Rimskij-Korsakov non intraprese subito la carriera di compositore ma proprio come Joseph Conrad che fu grandissimo scrittore, prima fu a lungo ufficiale di marina e viaggiò i sette mari raccogliendo storie, leggende e musiche le più diverse. Proprio quella esperienza fu determinante, naturalmente nella formazione del futuro compositore regalandogli soprattutto per quanto riguarda le opere liriche moltissimi spunti per narrazioni avvincenti e strane. Tra i tanti titoli si ricordi quello più bizzarro ed evocativo: “La leggenda dell’invisibile città di Kitez e della fanciulla Fevoornija” (1903).

Invece l’harem del balletto Scheherazade si vede eccome. Sul palcoscenico tutte le ballerine del corpo di ballo di Odessa languidamente attendono la “vigilia dei loro sensi”, anche Zobeide, la preferita “momentaneamente” dal sultano, langue e attende l’amore con la maiuscola. La storia è un adattamento ad opera di Michel Fokine per i Balletti Russi dell’originale di Korsakov. La vedova di quest’ultimo criticò aspramente lo stravolgimento dell’opera del marito ma ci fu poco da fare. La sua musica fu saccheggiata e resa compatibile con il nuovo libretto e le coreografie. Non si può nascondere il furto ma a noi cento anni dopo, resta un meraviglioso spettacolo con musiche assolutamente coinvolgenti e una coreografia piacevolissima.

In termini moderni la storia che si racconta con i movimenti del corpo è, per la precisione, un prequel della vera storia dell’Odalisca che scampa alla mannaia raccontando al sultano ogni notte una storia diversa fino a mille e oltre. Quello che si mette in scena è l’antefatto che ha scatenato l’ira del Sultano che per il tradimento della sua Zobeide ha deciso di “sposare” una vergine ogni notte e di ucciderla al mattino.

L’amata Zobeide, in passato, sfruttando una sua assenza, lo tradisce nell’harem con lo “schiavo d’oro” in un’autentica orgia che coinvolge anche tutte le altre cortigiane e i loro rispettivi amanti. Il sultano però aveva fatto solo finta di andarsene per mettere alla prova la fedeltà delle proprie mogli. Ritornato improvvisamente coglie tutti sul fatto e li fa passare a fil di spada in un’orribile strage. Donna Zobeide volendo lasciare comunque un segno d’orgoglio anche nella sventura, si suicida con il pugnale del sultano in un cupo dissolvi da autentica tragedia. Certo le musiche originali sono state stravolte e adattate ma sono di una bellezza talmente elevata da resistere a qualunque oltraggio.

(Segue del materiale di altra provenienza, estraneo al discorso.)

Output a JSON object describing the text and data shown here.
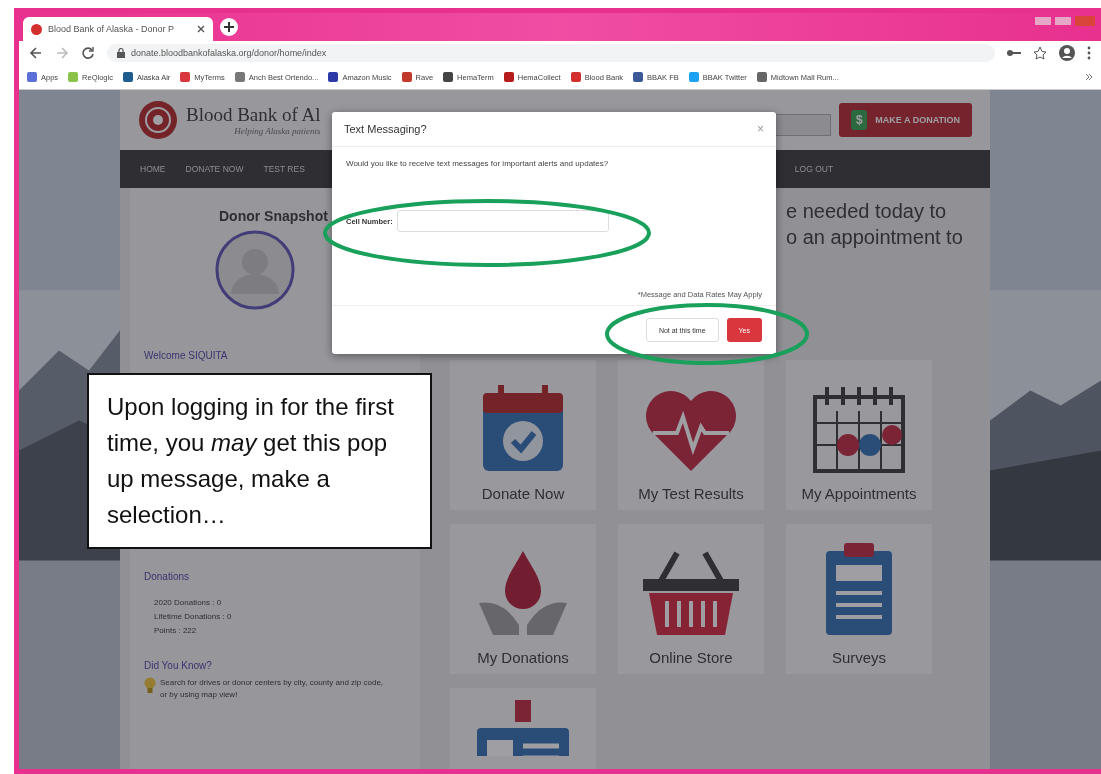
{
  "browser": {
    "tab_title": "Blood Bank of Alaska - Donor P",
    "url": "donate.bloodbankofalaska.org/donor/home/index",
    "bookmarks": [
      {
        "label": "Apps",
        "color": "#5b6fd6"
      },
      {
        "label": "ReQlogic",
        "color": "#8bc34a"
      },
      {
        "label": "Alaska Air",
        "color": "#1d5c8c"
      },
      {
        "label": "MyTerms",
        "color": "#d9363e"
      },
      {
        "label": "Anch Best Ortendo...",
        "color": "#777777"
      },
      {
        "label": "Amazon Music",
        "color": "#2c3aa8"
      },
      {
        "label": "Rave",
        "color": "#c0392b"
      },
      {
        "label": "HemaTerm",
        "color": "#444444"
      },
      {
        "label": "HemaCollect",
        "color": "#b71c1c"
      },
      {
        "label": "Blood Bank",
        "color": "#d32f2f"
      },
      {
        "label": "BBAK FB",
        "color": "#3b5998"
      },
      {
        "label": "BBAK Twitter",
        "color": "#1da1f2"
      },
      {
        "label": "Midtown Mall Rum...",
        "color": "#666666"
      }
    ]
  },
  "site": {
    "title": "Blood Bank of Al",
    "tagline": "Helping Alaska patients",
    "donate_icon": "$",
    "donate_button": "MAKE A DONATION",
    "nav": [
      "HOME",
      "DONATE NOW",
      "TEST RES",
      "LOG OUT"
    ]
  },
  "sidebar": {
    "heading": "Donor Snapshot",
    "welcome": "Welcome SIQUITA",
    "donations_heading": "Donations",
    "donation_lines": [
      "2020 Donations : 0",
      "Lifetime Donations : 0",
      "Points : 222"
    ],
    "tip_heading": "Did You Know?",
    "tip": "Search for drives or donor centers by city, county and zip code, or by using map view!"
  },
  "main": {
    "heading_lines": [
      "e needed today to",
      "o an appointment to"
    ],
    "tiles": [
      {
        "kind": "calendar",
        "label": "Donate Now"
      },
      {
        "kind": "heart",
        "label": "My Test Results"
      },
      {
        "kind": "schedule",
        "label": "My Appointments"
      },
      {
        "kind": "drop",
        "label": "My Donations"
      },
      {
        "kind": "basket",
        "label": "Online Store"
      },
      {
        "kind": "clipboard",
        "label": "Surveys"
      },
      {
        "kind": "badge"
      }
    ]
  },
  "modal": {
    "title": "Text Messaging?",
    "close": "×",
    "question": "Would you like to receive text messages for important alerts and updates?",
    "field_label": "Cell Number:",
    "note": "*Message and Data Rates May Apply",
    "buttons": [
      {
        "label": "Not at this time",
        "kind": "secondary"
      },
      {
        "label": "Yes",
        "kind": "primary"
      }
    ]
  },
  "callout": {
    "text": "Upon logging in for the first time, you *may* get this pop up message, make a selection…"
  }
}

Lo spettacolo è bello e funziona alla meraviglia, Ekaterina Andrenko che interpreta Zobeide in questa versione dello storico spettacolo di Fokin è travolgente nelle flessuose movenze del suo corpo che appare d’adolescente di una sensualità quasi efebica. Molto coinvolgenti anche le scene con tutte le ballerine in scena con i loro costumi sgargianti tutti sbuffi e ricami, divertenti anche se un po’ stereotipate le scene con l’eunuco di corte che si fa buggerare dalle odalische.

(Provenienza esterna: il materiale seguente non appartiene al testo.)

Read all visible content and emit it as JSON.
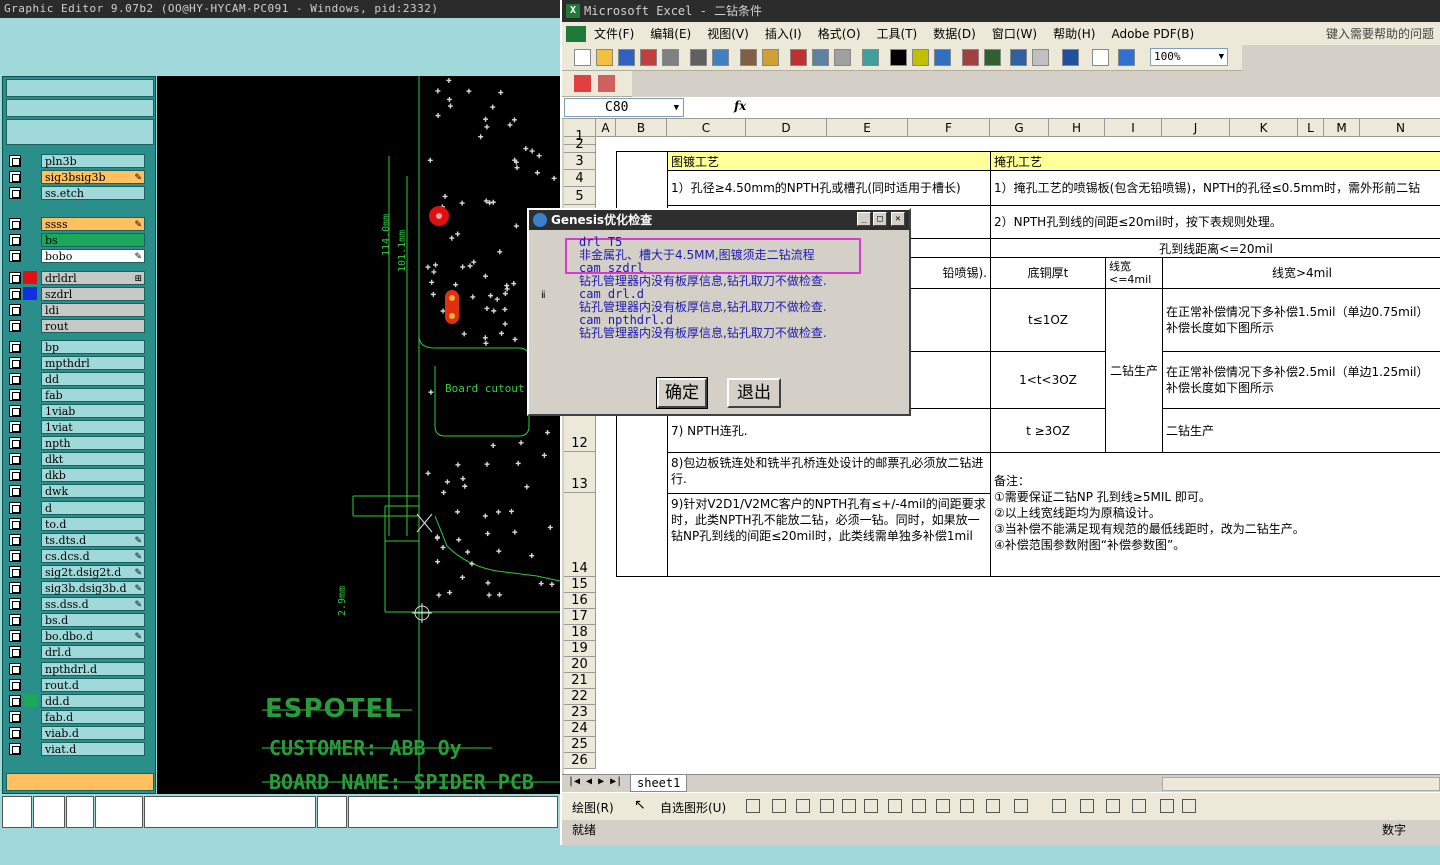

Una delle quartine del poeta persiano Omar Khayyam ci può aiutare a concludere queste righe nel ricordo di un’altra meravigliosa serata al teatro Verdi di Trieste tra le seduzioni della musica e della passione: “Guai a quel cuore in cui non è ardore di passione, che non è pazzo per l’amore d’una bella persona. Un giorno che tu abbia trascorso senza amore, non v’è per te altro giorno più perduto di quello.”